Basel Daten sollen besser greifbar gemacht werden

Die elektronische Patientenakte soll Vorteile bringen. Foto: Archiv Foto: Die Oberbadische

Basel (sda). In Basel ist der Startschuss für elektronische Patientendossiers oder -Akten (EPD) in der Deutschschweiz gefallen: Der Stadtkanton hat gestern sein System offiziell eingeführt. Patienten können ein EPD erstellen lassen, um ihre Gesundheitsdaten besser greifbar zu machen.

Laut dem im vergangenen Jahr in Kraft getretenen Bundesgesetz über das elektronische Patientendossier müssen sich Krankenhäuser bis zum Jahr 2020 am EPD beteiligen. Alters- und Pflegeheime sowie Geburtshäuser haben zwei Jahre länger Zeit. Nachdem Genf im Jahr 2010 vorausgegangen war, ist Basel-Stadt nach eigenen Pilotversuchen nun erster Deutschschweizer Kanton mit EPD im Normalbetrieb. Laut dem baselstädtischen Gesundheitsdirektor Lukas Engelberger sprechen Effizienz und Wirtschaftlichkeit für die Einführung des elektronischen Patientendossiers. Mit digital abgelegten Daten könnten Behandlungen besser und sicherer werden, hieß es gestern vor den Medien.

Patienten entscheiden freiwillig über EPD

Beim Nordwestschweizer System namens „myEPD“ soll die Kundschaft die Zugriffsrechte selber bestimmen. Für das Login setzt myEPD neben einem Passwort einmal verwendbare SMS-Codes ein. Gesundheitsfachpersonen benötigen für den Datenzugriff eine eigene EPD-Identität und müssen weitere Auflagen erfüllen.
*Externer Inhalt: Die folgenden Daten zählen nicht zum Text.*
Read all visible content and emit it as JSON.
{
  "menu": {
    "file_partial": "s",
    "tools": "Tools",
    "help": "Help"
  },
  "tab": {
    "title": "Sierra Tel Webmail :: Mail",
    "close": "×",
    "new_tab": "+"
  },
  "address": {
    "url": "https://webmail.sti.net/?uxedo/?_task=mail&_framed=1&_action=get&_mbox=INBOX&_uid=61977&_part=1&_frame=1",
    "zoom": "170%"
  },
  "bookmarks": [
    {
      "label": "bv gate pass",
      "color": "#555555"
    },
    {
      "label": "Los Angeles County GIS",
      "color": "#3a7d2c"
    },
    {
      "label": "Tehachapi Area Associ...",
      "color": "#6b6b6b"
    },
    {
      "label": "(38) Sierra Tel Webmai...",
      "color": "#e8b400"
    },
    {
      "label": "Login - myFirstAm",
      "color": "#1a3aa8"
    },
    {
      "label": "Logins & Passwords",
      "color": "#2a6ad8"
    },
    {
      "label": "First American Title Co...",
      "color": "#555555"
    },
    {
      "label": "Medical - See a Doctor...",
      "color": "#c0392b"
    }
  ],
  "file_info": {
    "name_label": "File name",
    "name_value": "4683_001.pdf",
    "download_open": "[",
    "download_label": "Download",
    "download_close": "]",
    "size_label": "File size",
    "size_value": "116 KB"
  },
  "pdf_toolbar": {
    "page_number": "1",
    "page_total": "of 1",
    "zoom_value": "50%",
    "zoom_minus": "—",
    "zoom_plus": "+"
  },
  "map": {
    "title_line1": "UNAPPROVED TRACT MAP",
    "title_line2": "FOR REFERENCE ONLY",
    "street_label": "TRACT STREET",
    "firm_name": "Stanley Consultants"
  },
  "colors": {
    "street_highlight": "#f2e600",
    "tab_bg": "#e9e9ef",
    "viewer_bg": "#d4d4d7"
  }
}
Der offizielle Startschuss für myEPD ist jetzt in einzelnen Kliniken des Universitätsspitals Basel (USB) gefallen. Bis Ende kommenden Jahres soll das ganze USB damit arbeiten. Im Folgejahr ist der Anschluss von weiteren Gesundheitseinrichtungen im Stadtkanton sowie aus den Kantonen Baselland und Solothurn geplant.

Der Bund hatte im vergangenen Jahr landesweit insgesamt 30 Millionen Franken über drei Jahre für Anschubfinanzierungen bereitgestellt. Die technische Lösung für die bereits bestehenden EPD in den Kantonen Waadt und Genf stammt übrigens von der Post.

Patienten entscheiden freiwillig über die Eröffnung einer elektronischen Patientenakte. Laut Bundesgesetz kann das Personal öffentlich-rechtlicher und kantonaler Einrichtungen darin Daten bearbeiten, wenn ein Patient dem E-Dossier zugestimmt hat. Keinen Einblick haben hingegen Krankenkassen und Arbeitgeber.

Wegen Widerstands der Ärzteschaft – die wegen Bedenken zur Datensicherheit teils grundsätzlich skeptisch ist – besteht für ambulante Leistungserbringer wie Apotheker, Hebammen, Chiropraktiker und eben Ärzte derzeit keine Pflicht zur EPD-Einführung.